Haberler

Millete o maya tutmuyor artık

Muhammed Furkan Güneş

Muhammed Furkan Güneş

05.04.2024 02:40

Türkiye siyasi tarihinde tek partili dönemden çok partili döneme geçildikten sonra, 1946 yılında gerçekleştirilen ilk seçimin en temel özelliği, şaşıracaksınız ama açık oy, gizli sayım şeklinde yapılmıştı. Ve bu seçim kanununa dayandırılan bir usul olarak adil olmasa da hukuki ve yasal bir biçimdi.

4 yıl sonra 1950 yılında gerçekleşen seçimlerde ise seçim kanunu değişecek, önceki sistem ters yüz edilerek, gizli oy açık sayım şeklinde insanlar sandıklara gidecekti.

Onun içindir ki 1950 yılında gerçekleştirilen ve TBMM'nin 9. Dönem Milletvekillerinin seçildiği seçimin, Türkiye siyasal tarihinin ilk demokratik seçimi olduğu söylenir.

1946 yılında gerçekleştirilen ve seçmenin siyasi tercihlerini açık oylamayla gizleyemediği ama iktidarın oyları, çıkarları lehine gizli saydığı seçimin sonucunda; CHP 397, DP 61 ve bağımsız 7 milletvekili TBMM koltuklarına oturacaktı.

1950 yılına gelindiğinde, seçim kanunu ve seçim usulünün ters yüz edilmesiyle gizli oy açık sayıma geçilince, sonuçlar da aynı şekilde ters yüz olacak DP "Yeter Söz Milletindir" sloganıyla ve yüzde 55 oy oranıyla CHP'nin 27 yıllık iktidarını yıkacaktı. Seçim sonucunda meclisin 416 koltuğuna DP, 69'una CHP, 1'ine MP ve 1'ine de bağımsız milletvekilleri oturacaktı.

Geçtiğimiz Pazar günü gerçekleştirilen seçimlerde ortaya çıkan sonuç CHP için, en son 1977 yılında aldığı galibiyetten ve 47 yıl boyunca yaşadığı mağlubiyetlerden sonra elde ettiği ilk zaferidir denilebilir.
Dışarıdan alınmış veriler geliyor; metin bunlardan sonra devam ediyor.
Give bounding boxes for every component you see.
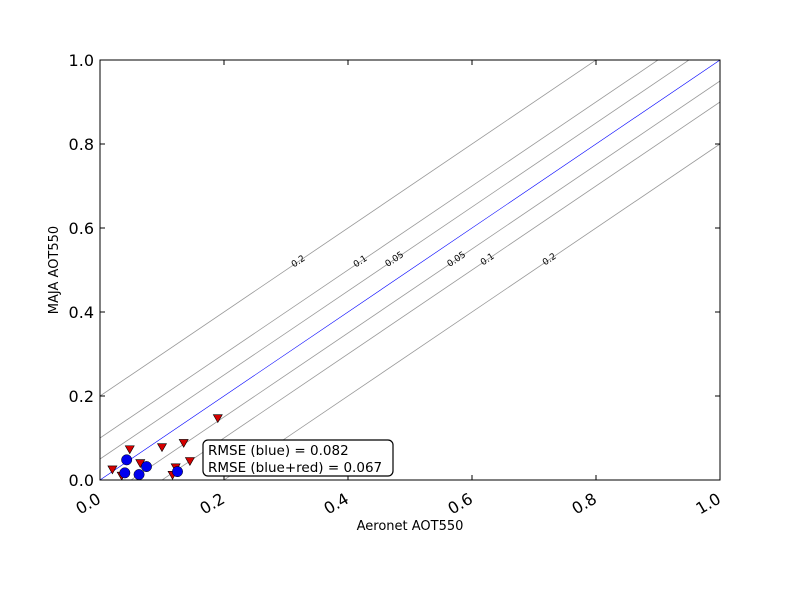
blue-circle-point-0: [121, 454, 133, 466]
identity-line: [100, 60, 720, 480]
y-axis-label: MAJA AOT550: [47, 226, 62, 314]
annotation-box-frame: [202, 439, 394, 477]
y-tick-label-1: 0.2: [69, 387, 94, 406]
offset-line-1: [100, 60, 659, 439]
y-tick-label-3: 0.6: [69, 219, 94, 238]
red-triangle-point-0: [212, 414, 223, 424]
blue-circle-point-3: [133, 469, 145, 480]
offset-line-0: [100, 60, 597, 397]
blue-circle-point-1: [141, 461, 152, 473]
blue-circle-point-4: [172, 466, 183, 478]
red-triangle-point-3: [124, 445, 135, 455]
red-triangle-point-1: [178, 439, 189, 448]
red-triangle-point-4: [184, 457, 195, 466]
y-tick-label-0: 0.0: [69, 471, 94, 490]
rmse-annotation-box: RMSE (blue) = 0.082 RMSE (blue+red) = 0.…: [202, 439, 394, 477]
y-tick-label-4: 0.8: [69, 135, 94, 154]
rmse-blue-red-text: RMSE (blue+red) = 0.067: [208, 460, 382, 476]
y-tick-label-5: 1.0: [69, 51, 94, 70]
x-axis-label: Aeronet AOT550: [357, 519, 464, 534]
data-points: [107, 414, 223, 480]
plot-frame: [99, 59, 721, 481]
y-tick-label-2: 0.4: [69, 303, 94, 322]
red-triangle-point-6: [107, 465, 118, 475]
offset-line-2: [100, 60, 690, 460]
rmse-blue-text: RMSE (blue) = 0.082: [208, 443, 349, 459]
blue-circle-point-2: [119, 467, 131, 479]
offset-line-5: [223, 143, 720, 480]
red-triangle-point-2: [156, 443, 168, 453]
offset-line-3: [130, 80, 720, 480]
reference-lines: [100, 60, 720, 480]
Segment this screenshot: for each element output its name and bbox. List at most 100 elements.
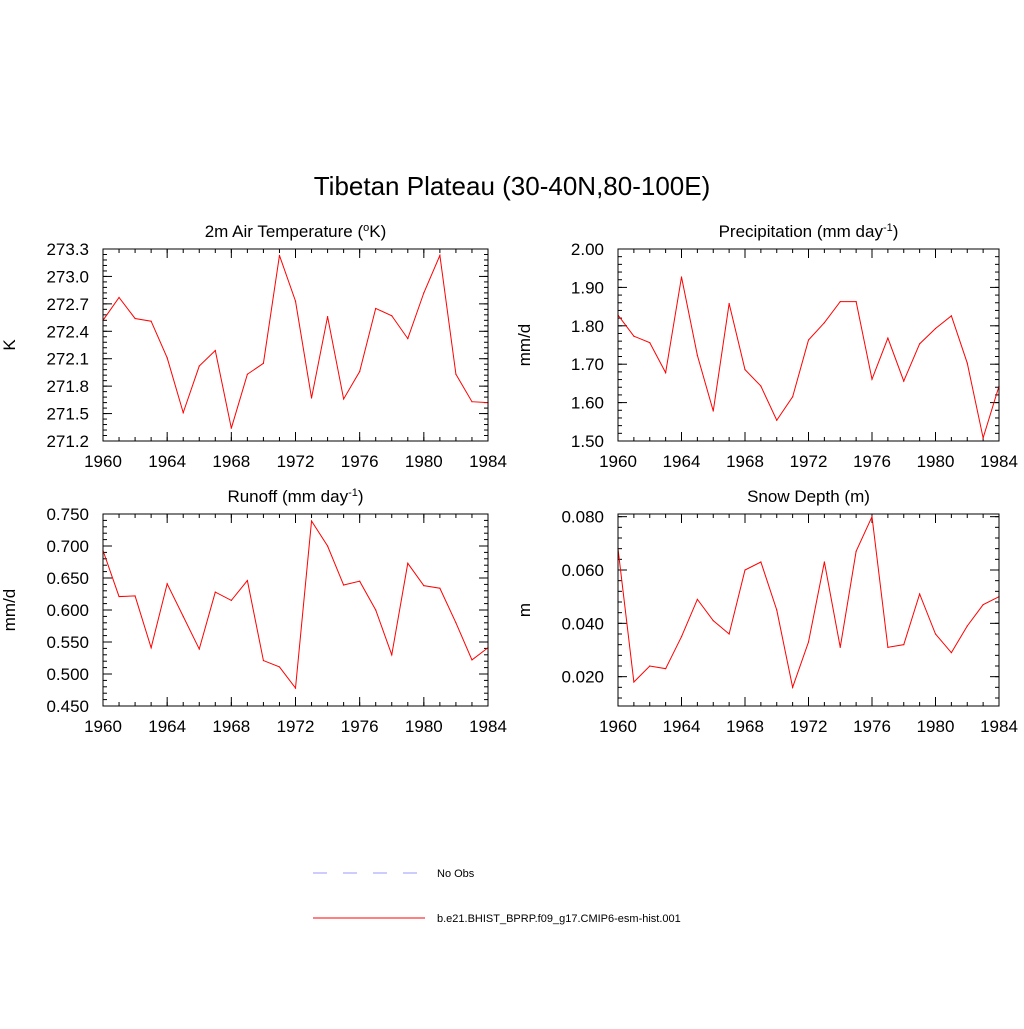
data-point (680, 636, 683, 638)
data-point (230, 599, 232, 602)
y-axis-label: mm/d (515, 324, 534, 367)
data-point (471, 659, 473, 661)
panel-title-tail: K) (369, 222, 386, 241)
panel-title-main: Runoff (mm day (227, 487, 348, 506)
data-point (150, 320, 152, 322)
y-tick-label: 0.500 (46, 665, 89, 684)
data-point (326, 545, 329, 547)
data-point (966, 362, 968, 364)
data-point (855, 301, 857, 303)
data-point (728, 633, 730, 635)
data-point (294, 687, 297, 689)
y-tick-label: 0.080 (561, 508, 604, 527)
data-point (887, 646, 889, 648)
data-point (262, 362, 265, 364)
data-point (871, 516, 873, 518)
panel-runoff: Runoff (mm day-1) mm/d 1960 1964 1968 1972 197… (0, 487, 507, 736)
x-tick-label: 1960 (84, 717, 122, 736)
panel-title: 2m Air Temperature (oK) (205, 222, 387, 241)
y-tick-label: 0.700 (46, 537, 89, 556)
y-tick-label: 0.060 (561, 561, 604, 580)
data-point (310, 520, 313, 522)
x-tick-label: 1972 (277, 717, 315, 736)
x-tick-label: 1980 (405, 717, 443, 736)
data-point (166, 357, 168, 359)
data-point (760, 561, 762, 563)
data-point (471, 401, 473, 403)
data-point (903, 644, 905, 646)
x-tick-label: 1984 (980, 452, 1018, 471)
y-tick-label: 273.3 (46, 240, 89, 259)
x-tick-label: 1964 (148, 452, 186, 471)
y-tick-label: 0.450 (46, 697, 89, 716)
y-tick-label: 272.7 (46, 295, 89, 314)
x-tick-label: 1980 (917, 452, 955, 471)
data-point (278, 254, 281, 256)
x-tick-label: 1976 (853, 452, 891, 471)
x-tick-label: 1980 (917, 717, 955, 736)
data-point (776, 609, 778, 611)
plot-frame (102, 513, 489, 707)
x-tick-label: 1968 (726, 452, 764, 471)
data-point (744, 569, 746, 571)
panel-title-tail: ) (893, 222, 899, 241)
data-point (230, 427, 232, 429)
series-line (617, 276, 1000, 440)
x-tick-label: 1972 (790, 717, 828, 736)
y-axis-label: K (0, 339, 19, 351)
data-point (966, 625, 968, 627)
data-point (166, 583, 168, 585)
data-point (839, 646, 841, 648)
data-point (665, 668, 667, 670)
panel-title: Runoff (mm day-1) (227, 487, 363, 506)
y-tick-label: 271.2 (46, 432, 89, 451)
data-point (343, 584, 345, 586)
panel-title-superscript: -1 (883, 222, 893, 234)
x-tick-label: 1984 (469, 452, 507, 471)
x-tick-label: 1980 (405, 452, 443, 471)
y-tick-label: 271.5 (46, 405, 89, 424)
x-tick-label: 1960 (599, 452, 637, 471)
data-point (359, 370, 361, 373)
data-point (391, 654, 393, 656)
data-point (343, 398, 345, 400)
data-point (633, 681, 635, 683)
data-point (823, 561, 825, 563)
data-point (982, 604, 984, 606)
y-tick-label: 1.80 (571, 317, 604, 336)
data-point (423, 585, 425, 587)
data-point (807, 339, 810, 341)
x-tick-label: 1972 (790, 452, 828, 471)
panel-title-main: 2m Air Temperature ( (205, 222, 364, 241)
data-point (262, 659, 265, 662)
data-point (359, 580, 361, 582)
panel-title-superscript: -1 (348, 487, 358, 499)
data-point (198, 365, 200, 367)
data-point (439, 587, 441, 589)
data-point (134, 317, 136, 320)
x-tick-label: 1976 (341, 452, 379, 471)
y-tick-label: 271.8 (46, 377, 89, 396)
panel-air-temperature: 2m Air Temperature (oK) K 1960 1964 1968 1972… (0, 222, 507, 471)
plot-frame (617, 513, 1000, 707)
figure-title: Tibetan Plateau (30-40N,80-100E) (314, 171, 711, 201)
y-tick-label: 1.90 (571, 278, 604, 297)
data-point (294, 300, 297, 302)
y-tick-label: 272.4 (46, 322, 89, 341)
legend-label-no-obs: No Obs (437, 868, 475, 880)
data-point (807, 641, 810, 643)
y-tick-label: 0.650 (46, 569, 89, 588)
data-point (633, 335, 635, 337)
panel-title: Precipitation (mm day-1) (719, 222, 899, 241)
x-tick-label: 1968 (212, 717, 250, 736)
panel-title-main: Snow Depth (m) (747, 487, 870, 506)
y-tick-label: 1.70 (571, 355, 604, 374)
y-tick-label: 1.50 (571, 432, 604, 451)
data-point (214, 591, 216, 593)
data-point (712, 410, 714, 412)
data-point (696, 354, 698, 356)
x-tick-label: 1968 (726, 717, 764, 736)
legend: No Obs b.e21.BHIST_BPRP.f09_g17.CMIP6-es… (313, 868, 681, 925)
Ama bu ifadelere şu yorum da eklenirse garip olmaz; kazanılmamış, iktidar ve yanlışlarının hediyesi, iktidar karşıtı tüm diğer muhaliflerin karşıtlığının nişanesidir. Ki Cumhurbaşkanı Erdoğan'ın seçim sonrasında yaptığı öz eleştiri ile "Milletin sinesinden doğmuş bir partinin en büyük düşmanı, vatandaşla arasına duvar örmesidir" diyerek, emekli maaşları, hayat pahalılığı ve enflasyona atıfta bulunup "Hangi konumda olursa olsun kimse bundan layüsel değil" demesi de yukarıdaki yorumun delilidir.

"Milletimizin bizi CHP'nin arkasına niçin ittiğini çok iyi analiz etmeliyiz" diyerek Cumhurbaşkanı Erdoğan öz eleştiri verirken CHP de, 22 yıldır AK Parti'ye teveccüh eden seçmen, umudunu bize ne şart ve umutla verdi, diye düşünmesi gerekir. Elbette 47 yıldır hasretiyle yanıp, nihayet kavuştuğu zaferin sarhoşluğunu atıp ayıldıktan sonra.

Millet, nasıl ki 74 yıl önce "açık oy gizli sayım" gibi bir abukluğu cezalandırıp Demokrat Partiyle, CHP'yi kibrine boğduysa bugün de yaşanan çok farklı değil.

Ve milletin, emanetini teslim ettiği muhalefet ve yanı sıra iktidar ve tüm siyasal partiler bilmelidir ki artık ne alicengiz oyunları, ne antidemokratik uygulamalar ne de hukuksuzlukla bir yere varılmıyor.

Varılsaydı eğer, taşımalı oylar ya da Van'da birilerince oynanan ve tüm memleketi, sağcısı solcusuyla ayağa kaldıran, sokakları savaş yerine çeviren oyunlarla varılırdı.

Artık belli ki bu millet, kamplaşmanın, korkunun gömleğini yırttı, öyle iki vaatle bir dürüm ayrana kanmıyor.

Artık bu millet her oyunu yutmuyor, her mayayı tutmuyor hele ki bozuğunu hiç tutmuyor.